Contenuto riservato agli abbonati

Elezioni 2020: Volt in lista con Palazzi 2020, Rifondazione avrà un suo candidato

Grande Mantova: capolista sarà Marco Ferrari l’ex Cinque Stelle che si è visto rifiutare il simbolo a favore dell’alleanza con la Costani

MANTOVA. Volt, il partito paneuropeo fondato da tre ragazzi nel 2017, non schiererà alle elezioni comunali di Mantova una propria lista, ma sarà ugualmente parte della competizione elettorale a sostegno del sindaco uscente Mattia Palazzi.

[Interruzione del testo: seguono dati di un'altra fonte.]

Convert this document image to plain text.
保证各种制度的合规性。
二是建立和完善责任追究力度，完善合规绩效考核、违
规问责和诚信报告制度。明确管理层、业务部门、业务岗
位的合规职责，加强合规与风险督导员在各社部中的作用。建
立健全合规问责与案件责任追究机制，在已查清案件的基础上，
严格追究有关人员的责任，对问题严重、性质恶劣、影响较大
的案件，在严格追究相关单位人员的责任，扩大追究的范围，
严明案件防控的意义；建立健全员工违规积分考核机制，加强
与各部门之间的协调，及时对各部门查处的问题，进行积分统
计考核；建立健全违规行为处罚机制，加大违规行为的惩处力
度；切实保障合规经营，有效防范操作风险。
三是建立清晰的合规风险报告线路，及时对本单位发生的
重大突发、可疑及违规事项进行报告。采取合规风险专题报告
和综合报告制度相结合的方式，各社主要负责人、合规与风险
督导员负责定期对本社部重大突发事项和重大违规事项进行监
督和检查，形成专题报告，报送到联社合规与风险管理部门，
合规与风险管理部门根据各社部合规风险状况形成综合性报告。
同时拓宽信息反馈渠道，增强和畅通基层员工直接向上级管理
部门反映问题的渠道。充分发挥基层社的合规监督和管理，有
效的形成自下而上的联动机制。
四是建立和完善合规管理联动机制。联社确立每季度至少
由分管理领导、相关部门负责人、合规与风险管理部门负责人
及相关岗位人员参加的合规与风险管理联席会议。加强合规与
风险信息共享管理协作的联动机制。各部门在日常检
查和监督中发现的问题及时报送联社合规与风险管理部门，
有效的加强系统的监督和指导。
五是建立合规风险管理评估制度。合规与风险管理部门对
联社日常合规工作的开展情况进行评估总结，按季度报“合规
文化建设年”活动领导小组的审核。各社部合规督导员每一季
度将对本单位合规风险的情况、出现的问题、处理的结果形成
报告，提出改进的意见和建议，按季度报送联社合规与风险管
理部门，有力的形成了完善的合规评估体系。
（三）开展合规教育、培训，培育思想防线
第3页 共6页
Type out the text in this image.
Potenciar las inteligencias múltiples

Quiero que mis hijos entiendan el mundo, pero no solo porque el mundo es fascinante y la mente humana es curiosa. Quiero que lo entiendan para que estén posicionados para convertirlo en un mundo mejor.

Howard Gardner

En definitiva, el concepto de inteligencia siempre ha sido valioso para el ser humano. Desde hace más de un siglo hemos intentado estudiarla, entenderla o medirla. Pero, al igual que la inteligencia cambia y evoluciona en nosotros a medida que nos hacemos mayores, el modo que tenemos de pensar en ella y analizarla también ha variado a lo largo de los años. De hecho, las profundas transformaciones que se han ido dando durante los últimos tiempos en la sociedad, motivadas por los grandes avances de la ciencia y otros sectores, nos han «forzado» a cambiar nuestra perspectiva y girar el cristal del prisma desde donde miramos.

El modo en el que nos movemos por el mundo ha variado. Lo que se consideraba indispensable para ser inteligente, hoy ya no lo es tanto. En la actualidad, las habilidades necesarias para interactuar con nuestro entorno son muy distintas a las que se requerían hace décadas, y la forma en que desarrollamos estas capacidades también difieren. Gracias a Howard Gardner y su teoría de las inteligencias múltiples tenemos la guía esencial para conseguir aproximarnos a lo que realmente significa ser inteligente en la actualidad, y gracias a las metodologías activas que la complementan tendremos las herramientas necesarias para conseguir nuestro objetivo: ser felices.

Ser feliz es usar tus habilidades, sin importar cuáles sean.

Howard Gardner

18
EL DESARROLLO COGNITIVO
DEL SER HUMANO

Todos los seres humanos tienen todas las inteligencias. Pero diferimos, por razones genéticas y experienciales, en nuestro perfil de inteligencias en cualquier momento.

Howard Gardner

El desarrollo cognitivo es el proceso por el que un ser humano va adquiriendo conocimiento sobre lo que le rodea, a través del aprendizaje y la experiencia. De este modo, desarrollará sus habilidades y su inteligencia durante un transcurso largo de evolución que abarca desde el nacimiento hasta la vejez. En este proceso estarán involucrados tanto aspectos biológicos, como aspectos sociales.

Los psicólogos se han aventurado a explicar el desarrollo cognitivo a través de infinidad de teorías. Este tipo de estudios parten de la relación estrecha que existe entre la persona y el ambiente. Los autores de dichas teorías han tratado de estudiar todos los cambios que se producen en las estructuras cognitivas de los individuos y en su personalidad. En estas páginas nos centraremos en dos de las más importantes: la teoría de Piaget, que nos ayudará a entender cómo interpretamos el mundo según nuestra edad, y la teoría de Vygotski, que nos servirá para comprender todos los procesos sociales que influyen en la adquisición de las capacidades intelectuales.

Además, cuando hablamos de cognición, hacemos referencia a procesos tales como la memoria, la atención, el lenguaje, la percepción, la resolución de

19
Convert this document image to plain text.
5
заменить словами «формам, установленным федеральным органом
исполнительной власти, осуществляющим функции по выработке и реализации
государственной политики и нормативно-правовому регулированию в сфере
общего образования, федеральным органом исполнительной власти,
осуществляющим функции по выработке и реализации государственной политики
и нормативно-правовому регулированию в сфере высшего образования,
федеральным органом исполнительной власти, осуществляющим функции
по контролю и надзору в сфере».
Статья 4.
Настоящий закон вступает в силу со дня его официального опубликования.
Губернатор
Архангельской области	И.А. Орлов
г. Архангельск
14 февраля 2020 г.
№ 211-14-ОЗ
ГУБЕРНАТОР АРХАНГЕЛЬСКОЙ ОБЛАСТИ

Lo farà con due esponenti che saranno candidati con la Lista gialla Palazzi 2020. Lo hanno annunciato lunedì 17 agosto con un comunicato congiunto Volt e Lista Palazzi 2020. «Volt e Lista gialla - si legge - hanno individuato una piena condivisione di idee e valori». Ricerca, innovazione, università, digitalizzazione, ambiente, sviluppo sostenibile, città sempre più europea e internazionale sono i principali obiettivi comuni dei due movimenti, su cui spicca l’agenda Onu 2030. In particolare, Volt e Lista gialla, si legge ancora nel comunicato, «si caratterizzano entrambi nell’obiettivo di far partecipare e coinvolgere nella politica cittadina sempre più le nuove generazioni di mantovani».

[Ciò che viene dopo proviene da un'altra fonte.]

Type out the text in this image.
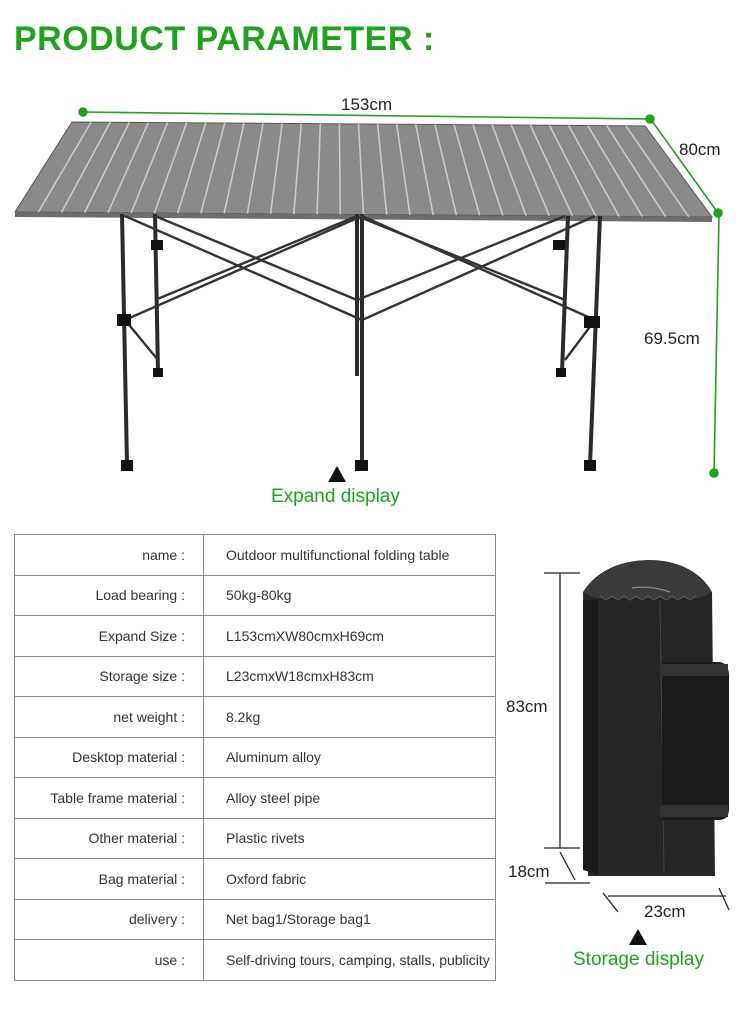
PRODUCT PARAMETER :
153cm
80cm
69.5cm
Expand display
name :	Outdoor multifunctional folding table
Load bearing :	50kg-80kg
Expand Size :	L153cmXW80cmxH69cm
Storage size :	L23cmxW18cmxH83cm
net weight :	8.2kg
Desktop material :	Aluminum alloy
Table frame material :	Alloy steel pipe
Other material :	Plastic rivets
Bag material :	Oxford fabric
delivery :	Net bag1/Storage bag1
use :	Self-driving tours, camping, stalls, publicity
83cm
18cm
23cm
Storage display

Da qui le candidature di Annalisa Lerose e Francesco Viola, entrambi alla rima esperienza elettorali. La prima è medico, anestesista-rianimatore e mamma di due figli, in prima fila nella lotta al Covid-19, la cui esperienza «sarà un contributo fondamentale per la città di Mantova durante questo difficile periodo storico». Il secondo Francesco Viola, studente di ingegneria aerospaziale al Politecnico di Milano che si è messo al servizio della comunità «per puntare sulla ricerca e per far sì che i giovani siano in prima fila sia nel presente che nel futuro di Mantova, dell’Italia e dell’Europa».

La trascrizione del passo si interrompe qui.